Social Security benefits vs. rising health care costs? Not even close
Our daily roundup of retirement news your clients may be thinking about.
Dire forecast: Why Social Security is going to fall short
A report from HealthView Services shows that the lifetime health care expenses of a 45-year-old couple will be much higher than the overall Social Security benefits that the couple will receive, thanks to rising medical costs, according to this article from Money. The report indicates that the projected medical expenses of the couple after they retire will be 122% of their total Social Security benefits. “We assume Social Security will pay all our bills, as it did for our parents and grandparents. If you’re 45, it won’t even pay for your health care,” says an expert.
An overlooked vehicle for retirement savings
Many people realize that a health savings account is a great savings vehicle that they can use not only to save for medical expenses but also to help build their nest egg, writes Morningstar's Christine Benz. "The tax benefits of HSAs are so generous that even people with more significant health-care costs might consider paying those expenses out of pocket, provided they can afford to do so, allowing the money can continue to compound in the HSA," writes Benz. However, "the tax benefits of HSAs, which are only available to those who are covered by a high-deductible health-care plan, are such that individuals should revisit that decision--especially if they're already taking advantage of other retirement-savings options like IRAs and 401(k)s."

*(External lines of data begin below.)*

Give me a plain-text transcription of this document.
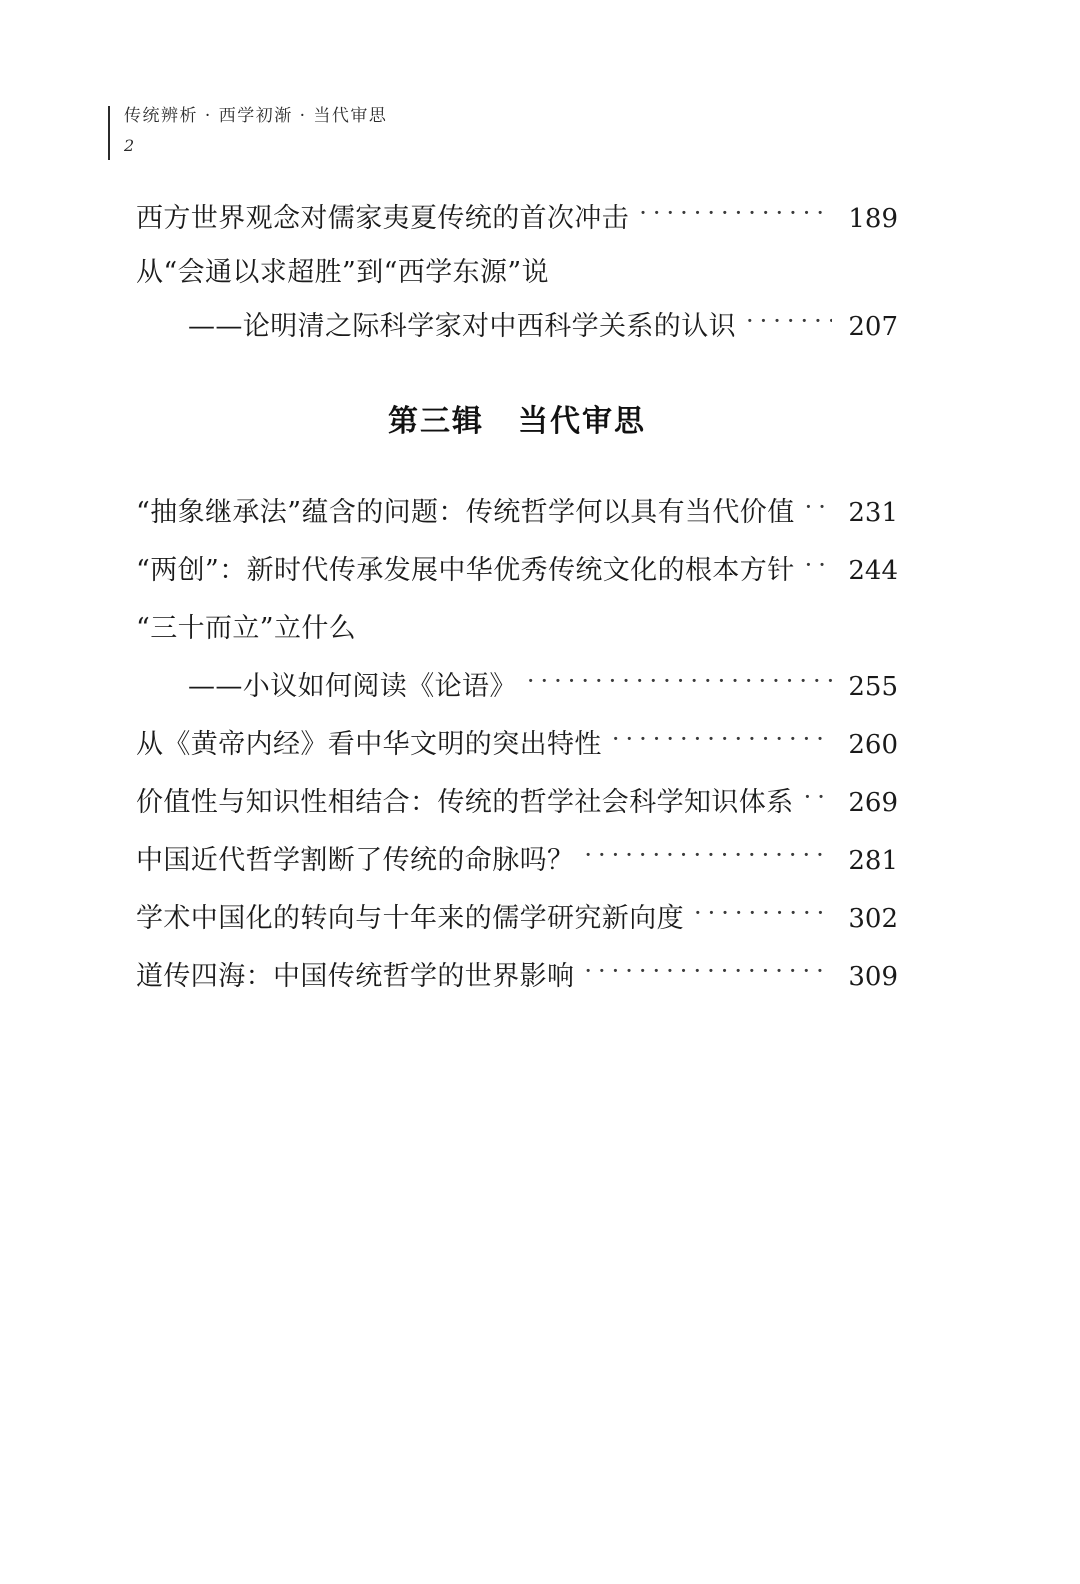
传统辨析 · 西学初渐 · 当代审思
2
西方世界观念对儒家夷夏传统的首次冲击 ·····	189
从“会通以求超胜”到“西学东源”说
——论明清之际科学家对中西科学关系的认识 ·····	207
第三辑 当代审思
“抽象继承法”蕴含的问题：传统哲学何以具有当代价值 ····· 231
“两创”：新时代传承发展中华优秀传统文化的根本方针 ····· 244
“三十而立”立什么
——小议如何阅读《论语》 ·····	255
从《黄帝内经》看中华文明的突出特性 ·····	260
价值性与知识性相结合：传统的哲学社会科学知识体系 ····· 269
中国近代哲学割断了传统的命脉吗？ ·····	281
学术中国化的转向与十年来的儒学研究新向度 ·····	302
道传四海：中国传统哲学的世界影响 ·····	309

6 things boomers should know about Social Security
As many baby boomers have not saved enough for retirement, younger workers feel the need to start planning financially to secure their future, according to this article from Forbes. Many people are expected to rely on Social Security for retirement income, so it helps to know the basics about the program. For example, people's retirement eligibility will be based on their work history and their retirement benefit could change depending on their work experience, income and age.
A target-date fund for retirees who aren’t sure how to invest — and need to take RMDs
Fidelity Investments is offering a suite of target-date mutual funds designed to help retirees invest their required minimum distributions from tax-deferred retirement accounts, according to this article on MarketWatch. Before buying the funds, clients are advised to determine whether buying these funds would prevent them from using tax-saving strategies, such as making qualified charitable distributions. “The other issue that would frustrate me is that some years — depending on deductions especially in medical expense — you might want to take more than the RMD to maximize tax efficiency,” says an expert.
Deferring compensation now could help clients in retirement
Executives should take advantage of the option of socking away some of their income in a company-sponsored, non-qualified deferred compensation plan to save for retirement, writes an expert on CNBC. NQDC plans provide tax-free compounded growth on investments and offer a broad menu of attractive options, says the expert. "Basic modeling shows that assets invested inside a deferred compensation plan for 10 years would grow 1.75% more annually than the same amount invested for the same period receiving identical returns."